Foi pesá-la, a menina tinha um peso desgraçado. Não pesava quase nada. Ele ficou pasmado.
- “Olhe eu não vou garantir, mas para cuidar da menina é preciso haver duas pessoas muito interessadas em curar a menina, porque é medicamentos durante a noite.”
Eu disse:
- Isso o senhor doutor esteja descansado. Ela tem lá um avô e tem lá um pai que se eles não fizessem nada pela menina não havia quem fizesse.
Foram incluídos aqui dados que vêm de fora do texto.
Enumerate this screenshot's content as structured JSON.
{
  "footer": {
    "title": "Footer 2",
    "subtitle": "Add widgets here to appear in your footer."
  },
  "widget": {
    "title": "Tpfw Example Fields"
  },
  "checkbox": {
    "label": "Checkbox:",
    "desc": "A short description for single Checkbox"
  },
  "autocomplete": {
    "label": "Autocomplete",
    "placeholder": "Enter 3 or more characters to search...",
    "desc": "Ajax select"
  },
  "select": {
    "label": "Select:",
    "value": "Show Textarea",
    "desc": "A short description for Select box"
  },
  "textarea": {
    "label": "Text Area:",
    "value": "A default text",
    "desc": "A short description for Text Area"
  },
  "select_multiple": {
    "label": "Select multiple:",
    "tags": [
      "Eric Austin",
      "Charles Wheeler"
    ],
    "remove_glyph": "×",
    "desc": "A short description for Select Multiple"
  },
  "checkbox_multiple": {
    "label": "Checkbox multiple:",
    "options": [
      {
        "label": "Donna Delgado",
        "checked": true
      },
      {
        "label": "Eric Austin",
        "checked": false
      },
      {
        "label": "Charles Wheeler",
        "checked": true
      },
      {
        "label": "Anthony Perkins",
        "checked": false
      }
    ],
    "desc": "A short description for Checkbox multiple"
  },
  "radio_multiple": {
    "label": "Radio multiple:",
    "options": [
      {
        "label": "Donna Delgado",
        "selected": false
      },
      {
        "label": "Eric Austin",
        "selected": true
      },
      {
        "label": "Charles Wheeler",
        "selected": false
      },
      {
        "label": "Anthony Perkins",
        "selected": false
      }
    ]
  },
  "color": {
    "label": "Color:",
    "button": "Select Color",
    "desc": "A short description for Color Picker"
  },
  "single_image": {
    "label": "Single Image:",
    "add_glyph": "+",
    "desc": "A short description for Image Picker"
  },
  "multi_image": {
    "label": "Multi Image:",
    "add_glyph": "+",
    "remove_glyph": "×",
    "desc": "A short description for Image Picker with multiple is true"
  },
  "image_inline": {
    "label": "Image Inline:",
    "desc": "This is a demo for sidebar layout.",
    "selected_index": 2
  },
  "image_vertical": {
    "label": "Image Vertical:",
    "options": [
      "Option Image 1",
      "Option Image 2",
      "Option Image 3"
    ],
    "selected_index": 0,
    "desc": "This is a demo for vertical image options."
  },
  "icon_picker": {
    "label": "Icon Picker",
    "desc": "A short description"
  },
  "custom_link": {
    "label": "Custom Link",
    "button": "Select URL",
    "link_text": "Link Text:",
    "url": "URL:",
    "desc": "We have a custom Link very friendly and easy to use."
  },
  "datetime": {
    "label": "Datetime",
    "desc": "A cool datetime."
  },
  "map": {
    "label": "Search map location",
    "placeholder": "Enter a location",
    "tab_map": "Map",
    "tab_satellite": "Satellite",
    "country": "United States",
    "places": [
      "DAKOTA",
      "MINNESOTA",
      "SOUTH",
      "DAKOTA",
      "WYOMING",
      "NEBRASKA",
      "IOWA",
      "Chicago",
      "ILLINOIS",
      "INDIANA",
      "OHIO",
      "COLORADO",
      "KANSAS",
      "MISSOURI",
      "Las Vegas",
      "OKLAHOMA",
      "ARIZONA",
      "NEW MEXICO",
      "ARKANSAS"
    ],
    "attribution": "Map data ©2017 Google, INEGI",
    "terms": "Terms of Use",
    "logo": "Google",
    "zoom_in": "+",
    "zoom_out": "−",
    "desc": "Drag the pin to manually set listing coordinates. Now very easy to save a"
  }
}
Estão lá para ficar toda a noite. Portanto o senhor doutor faz favor de arranjar.
- Mas não diga nada à mãe, eu é que levo tudo explicado como é que eles hão-de fazer que é para dar a ideia a eles.
Assim foi. Cheguei lá a casa, chovia água se Deus a dava. Eu com medo do meu marido que ele estava na loja a trabalhar nessa altura, na loja de onde eu saí, se me visse ali o casaco. Ficou em casa dos avós dela no quintal, o casaco toda a noite ao pé do fumeiro para secar. Para o meu marido não saber que eu tinha ido com a menina. Porque começava logo:
- Tinhas que ir, foste-te encharcar, foste assim.
Era um banzé e assim ele não soube de nada. Fui avisar o pai da menina e o avô. Trataram aquilo como devia de ser e a menina foi curada. Quer dizer, começaram ali no tratamento. Diz ele:
- “A menina não sei se ela tem muita vida. Porque vai ser muito difícil. Não me responsabilizo por aquilo que ela há-de viver, mas se a senhora diz que é gente com...”
- É sim, senhor doutor.
Assim foi. Eu vi a menina. A menina começou a ganhar carninha e a ganhar peso e eu fui lá com ela. Fui lá com ela e quando o médico viu diz ele assim:
- “Sim senhor. Olhe que nunca esperei que esta criança conseguisse melhorar.”
Mas eram umas pessoas tão ingratas que depois de verem que a filha estava salva nunca mais me ligaram. Nunca mais me ligaram.